The incidences of PONV were similar in the three groups. Propofol has intrinsic antiemetic properties, but the incidence of PONV after propofol or volatile anesthetic treatment remains controversial (10,17–21 ). In the present study, the concurrent administration of alfentanil and nitrous oxide might have blunted any beneficial effect of propofol in that respect. In addition, the incidence of PONV was low and, under these conditions, demonstration of a clinical advantage of one anesthetic over another is difficult.

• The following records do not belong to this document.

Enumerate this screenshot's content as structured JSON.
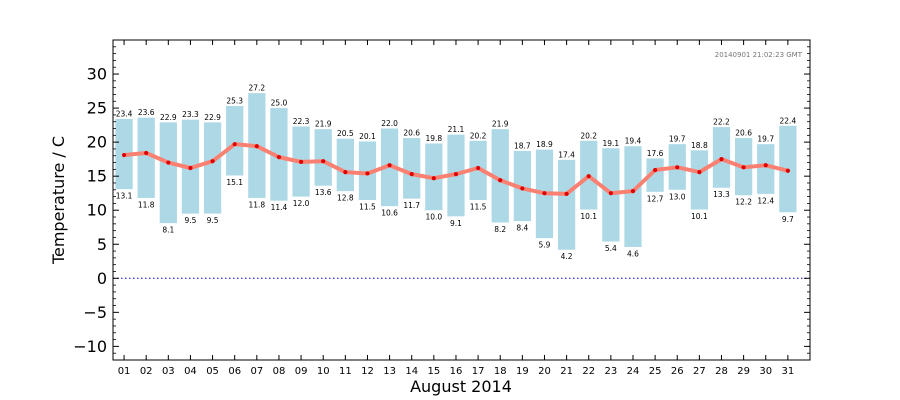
{
  "chart_data": {
    "type": "bar",
    "title": "",
    "xlabel": "August 2014",
    "ylabel": "Temperature / C",
    "timestamp": "20140901 21:02:23 GMT",
    "ylim": [
      -12,
      35
    ],
    "yticks": [
      -10,
      -5,
      0,
      5,
      10,
      15,
      20,
      25,
      30
    ],
    "ytick_labels": [
      "−10",
      "−5",
      "0",
      "5",
      "10",
      "15",
      "20",
      "25",
      "30"
    ],
    "grid": false,
    "zero_line": true,
    "categories": [
      "01",
      "02",
      "03",
      "04",
      "05",
      "06",
      "07",
      "08",
      "09",
      "10",
      "11",
      "12",
      "13",
      "14",
      "15",
      "16",
      "17",
      "18",
      "19",
      "20",
      "21",
      "22",
      "23",
      "24",
      "25",
      "26",
      "27",
      "28",
      "29",
      "30",
      "31"
    ],
    "series": [
      {
        "kind": "range-bar",
        "max": [
          23.4,
          23.6,
          22.9,
          23.3,
          22.9,
          25.3,
          27.2,
          25.0,
          22.3,
          21.9,
          20.5,
          20.1,
          22.0,
          20.6,
          19.8,
          21.1,
          20.2,
          21.9,
          18.7,
          18.9,
          17.4,
          20.2,
          19.1,
          19.4,
          17.6,
          19.7,
          18.8,
          22.2,
          20.6,
          19.7,
          22.4
        ],
        "min": [
          13.1,
          11.8,
          8.1,
          9.5,
          9.5,
          15.1,
          11.8,
          11.4,
          12.0,
          13.6,
          12.8,
          11.5,
          10.6,
          11.7,
          10.0,
          9.1,
          11.5,
          8.2,
          8.4,
          5.9,
          4.2,
          10.1,
          5.4,
          4.6,
          12.7,
          13.0,
          10.1,
          13.3,
          12.2,
          12.4,
          9.7
        ],
        "max_labels": [
          "23.4",
          "23.6",
          "22.9",
          "23.3",
          "22.9",
          "25.3",
          "27.2",
          "25.0",
          "22.3",
          "21.9",
          "20.5",
          "20.1",
          "22.0",
          "20.6",
          "19.8",
          "21.1",
          "20.2",
          "21.9",
          "18.7",
          "18.9",
          "17.4",
          "20.2",
          "19.1",
          "19.4",
          "17.6",
          "19.7",
          "18.8",
          "22.2",
          "20.6",
          "19.7",
          "22.4"
        ],
        "min_labels": [
          "13.1",
          "11.8",
          "8.1",
          "9.5",
          "9.5",
          "15.1",
          "11.8",
          "11.4",
          "12.0",
          "13.6",
          "12.8",
          "11.5",
          "10.6",
          "11.7",
          "10.0",
          "9.1",
          "11.5",
          "8.2",
          "8.4",
          "5.9",
          "4.2",
          "10.1",
          "5.4",
          "4.6",
          "12.7",
          "13.0",
          "10.1",
          "13.3",
          "12.2",
          "12.4",
          "9.7"
        ],
        "color": "#add8e6"
      },
      {
        "kind": "line",
        "values": [
          18.1,
          18.4,
          17.0,
          16.2,
          17.2,
          19.7,
          19.4,
          17.8,
          17.1,
          17.2,
          15.6,
          15.4,
          16.6,
          15.3,
          14.7,
          15.3,
          16.2,
          14.4,
          13.2,
          12.5,
          12.4,
          15.0,
          12.5,
          12.8,
          15.9,
          16.3,
          15.6,
          17.5,
          16.3,
          16.6,
          15.8
        ],
        "line_color": "#fa8072",
        "marker_color": "#dd0000"
      }
    ],
    "zero_line_color": "#0000cc"
  }
}
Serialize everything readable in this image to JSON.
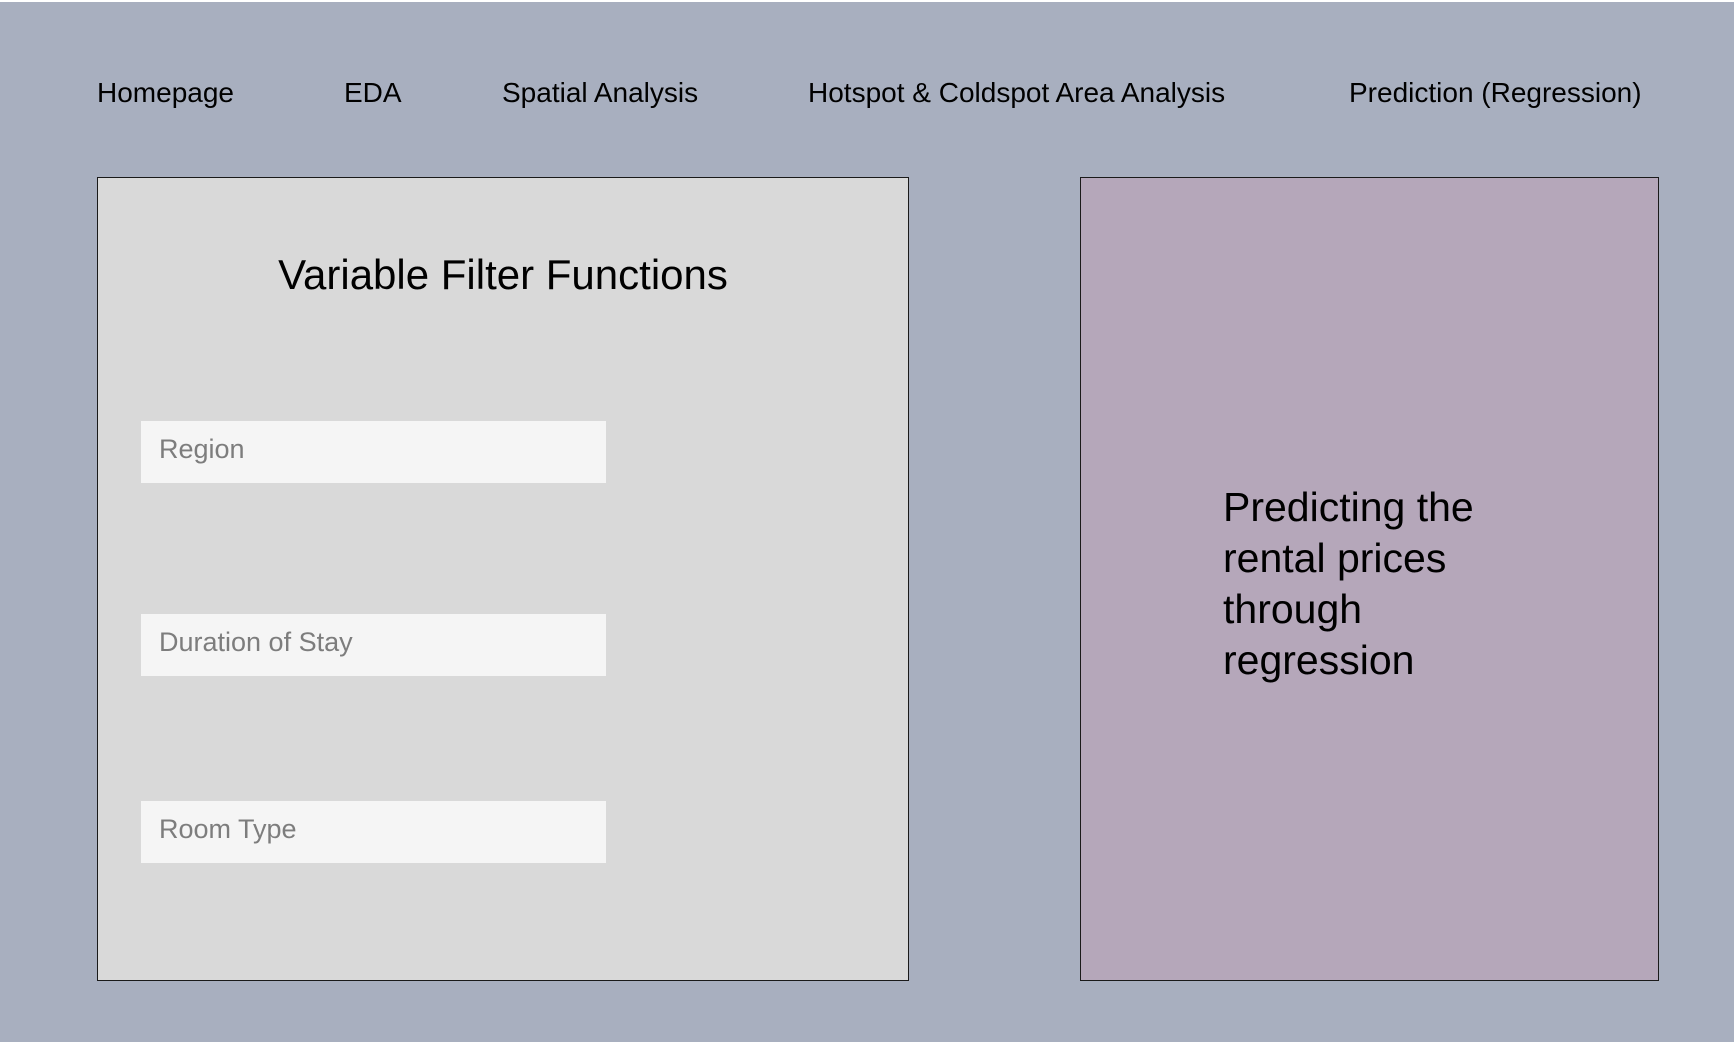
{
  "nav": {
    "items": [
      {
        "label": "Homepage"
      },
      {
        "label": "EDA"
      },
      {
        "label": "Spatial Analysis"
      },
      {
        "label": "Hotspot & Coldspot Area Analysis"
      },
      {
        "label": "Prediction (Regression)"
      }
    ]
  },
  "filters_panel": {
    "title": "Variable Filter Functions",
    "fields": [
      {
        "placeholder": "Region"
      },
      {
        "placeholder": "Duration of Stay"
      },
      {
        "placeholder": "Room Type"
      }
    ]
  },
  "info_panel": {
    "text": "Predicting the rental prices through regression"
  },
  "colors": {
    "background": "#a8afbf",
    "filter_panel": "#d9d9d9",
    "field": "#f5f5f5",
    "info_panel": "#b5a7ba"
  }
}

It is generally thought that the choice of anesthetic technique has little effect on significant or long-term outcomes (e.g., postoperative morbidity or economic costs). However, obese patients are at particular risk of early postoperative respiratory complications, so even slight improvements in early or intermediate recovery may be beneficial. In this respect, the more predictable and rapid recovery after desflurane demonstrated for our patients might have a significant beneficial effect on postoperative morbidity in the obese population. The clinical relevance of this early advantage of desflurane in obese patient is strengthened by its duration (at least two hours after surgery) and by the fact that it is associated with both a reduction in postoperative hypoxemia and an increase in patient mobility at the time of PACU admission.